Seorang wanita dengan pakaian formal khas pekerja kantoran memasuki ruangan yang cukup besarcukup besar. Kakinya melangkah menghampiri seorang laki-laki yang tengah berkutat dengan setumpuk kertas-kertas berserakan di atas meja.
"Ini grafik penjualan selama dua minggu terakhir yang anda minta, Pak.” Wanita bernama Henny menyerahkan sebuah map berwarna biru.
Tangan Bram meraih berkas yang diserahkan oleh Henny selaku asistennya sebagai manajer utama. Tangan Bram dengan cekatan membuka dan dibacanya dengan seksama.
“Laporannya sangat jelas dan terperinci. Kinerjamu sangat bagus, Henny. Padahal kamu baru bekerja sekitar dua bulan." Komentar Bram yang masih sibuk membaca berkas tersebut.
"Terima kasih, Pak. Baiklah kalau begitu, saya harus kembali, masih ada hal yang harus saya kerjakan, saya permisi," kata Henny. Namun baru saja ia hendak berbalik, tiba-tiba Bram memanggilnya kembali.

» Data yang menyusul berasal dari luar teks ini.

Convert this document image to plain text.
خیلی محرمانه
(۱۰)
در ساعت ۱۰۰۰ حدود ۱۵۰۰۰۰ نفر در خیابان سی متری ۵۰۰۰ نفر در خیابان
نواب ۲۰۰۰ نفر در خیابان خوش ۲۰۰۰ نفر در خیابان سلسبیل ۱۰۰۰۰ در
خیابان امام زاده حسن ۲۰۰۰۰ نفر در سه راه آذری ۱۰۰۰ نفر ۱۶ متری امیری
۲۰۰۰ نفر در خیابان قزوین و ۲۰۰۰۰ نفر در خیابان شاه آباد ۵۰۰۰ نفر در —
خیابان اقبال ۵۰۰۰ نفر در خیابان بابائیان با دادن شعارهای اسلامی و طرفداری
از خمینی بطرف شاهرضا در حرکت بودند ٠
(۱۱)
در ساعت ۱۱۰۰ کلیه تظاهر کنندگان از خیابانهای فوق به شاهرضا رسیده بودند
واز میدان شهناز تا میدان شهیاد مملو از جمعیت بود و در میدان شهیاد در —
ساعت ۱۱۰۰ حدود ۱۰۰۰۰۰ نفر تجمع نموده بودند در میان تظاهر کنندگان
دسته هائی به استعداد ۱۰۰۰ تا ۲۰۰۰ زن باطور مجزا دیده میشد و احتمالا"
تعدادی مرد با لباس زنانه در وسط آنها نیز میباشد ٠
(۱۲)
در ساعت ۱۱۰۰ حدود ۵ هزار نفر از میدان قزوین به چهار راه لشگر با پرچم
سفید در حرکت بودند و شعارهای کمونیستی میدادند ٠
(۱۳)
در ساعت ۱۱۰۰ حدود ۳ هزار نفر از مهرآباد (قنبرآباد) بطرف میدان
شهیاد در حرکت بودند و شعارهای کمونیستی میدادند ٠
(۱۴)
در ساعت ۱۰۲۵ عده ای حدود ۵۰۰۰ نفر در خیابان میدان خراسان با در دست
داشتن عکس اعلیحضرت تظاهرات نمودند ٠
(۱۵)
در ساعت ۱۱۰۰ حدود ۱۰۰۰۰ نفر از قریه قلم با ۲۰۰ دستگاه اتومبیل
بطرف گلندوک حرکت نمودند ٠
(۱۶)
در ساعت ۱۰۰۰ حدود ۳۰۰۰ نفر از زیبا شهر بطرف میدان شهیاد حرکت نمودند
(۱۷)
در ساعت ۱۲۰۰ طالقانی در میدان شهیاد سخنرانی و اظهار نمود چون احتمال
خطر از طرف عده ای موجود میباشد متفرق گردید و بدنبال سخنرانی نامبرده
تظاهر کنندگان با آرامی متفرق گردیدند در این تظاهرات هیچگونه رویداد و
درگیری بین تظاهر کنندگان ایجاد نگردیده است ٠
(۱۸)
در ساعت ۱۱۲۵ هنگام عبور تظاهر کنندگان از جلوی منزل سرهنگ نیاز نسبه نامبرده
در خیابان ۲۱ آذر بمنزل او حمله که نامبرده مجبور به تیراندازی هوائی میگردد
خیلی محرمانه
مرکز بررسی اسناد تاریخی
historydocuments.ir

"Umm tunggu," cegahnya, "begini, aku ada beberapa ide untuk proyek baru yang sedang kita kerjakan, aku butuh teman untuk membicarakannya, kau bisa?"
"Kapan waktunya, Pak?"
"Kalau mengambil jam istirahat, sepertinya tidak akan cukup, jadi bagaimana kalau setelah bekerja saja?"
"Setelah bekerja? Maksud bapak malam hari ini?" tanyanya bingung.
"Ya, begitulah, tidak ada waktu lain selain setelah bekerja, mungkin sekalian makan malam?"
"Emm ..., apakah itu mendesak, Pak?" tanyanya hati-hati.
"Ya tidak genting juga, sih, tapi ini demi proyek baru kita, aku ingin proyek baru kita di Bandung semakin berkembang lagi, para dewan direksi terus menuntut lebih."
Dengan berat hati Henny menjawab, "Baiklah, saya bersedia."
"Akhirnya bisa juga." Gumam Bram dalam hati.
"Oh ya, kamu sudah makan siang?"
"Sudah, Pak. Kalau begitu, saya izin kembali, masih ada beberapa hal yang harus segera saya selesaikan."
Henny pun keluar ruangan kerja Bram. Berjalan menjauh lalu mengeluarkan ponselnya. Menekan tombol 3 pada opsi panggilan cepat.
"Halo."
"Iya? Ada apa?"
"Seph, kita tak bisa pergi malam ini, aku ada acara."
"Lagi?"
"Maaf, maaf sekali."
"Gak apa apa."
"Iya, jadi, mau hari apa?"
"Aku bisa meluangkan waktuku untuk makan malam denganmu kapan saja. Jadi, sekarang itu tergantung padamu, kamu bisa kapan? Aku tidak mau egois."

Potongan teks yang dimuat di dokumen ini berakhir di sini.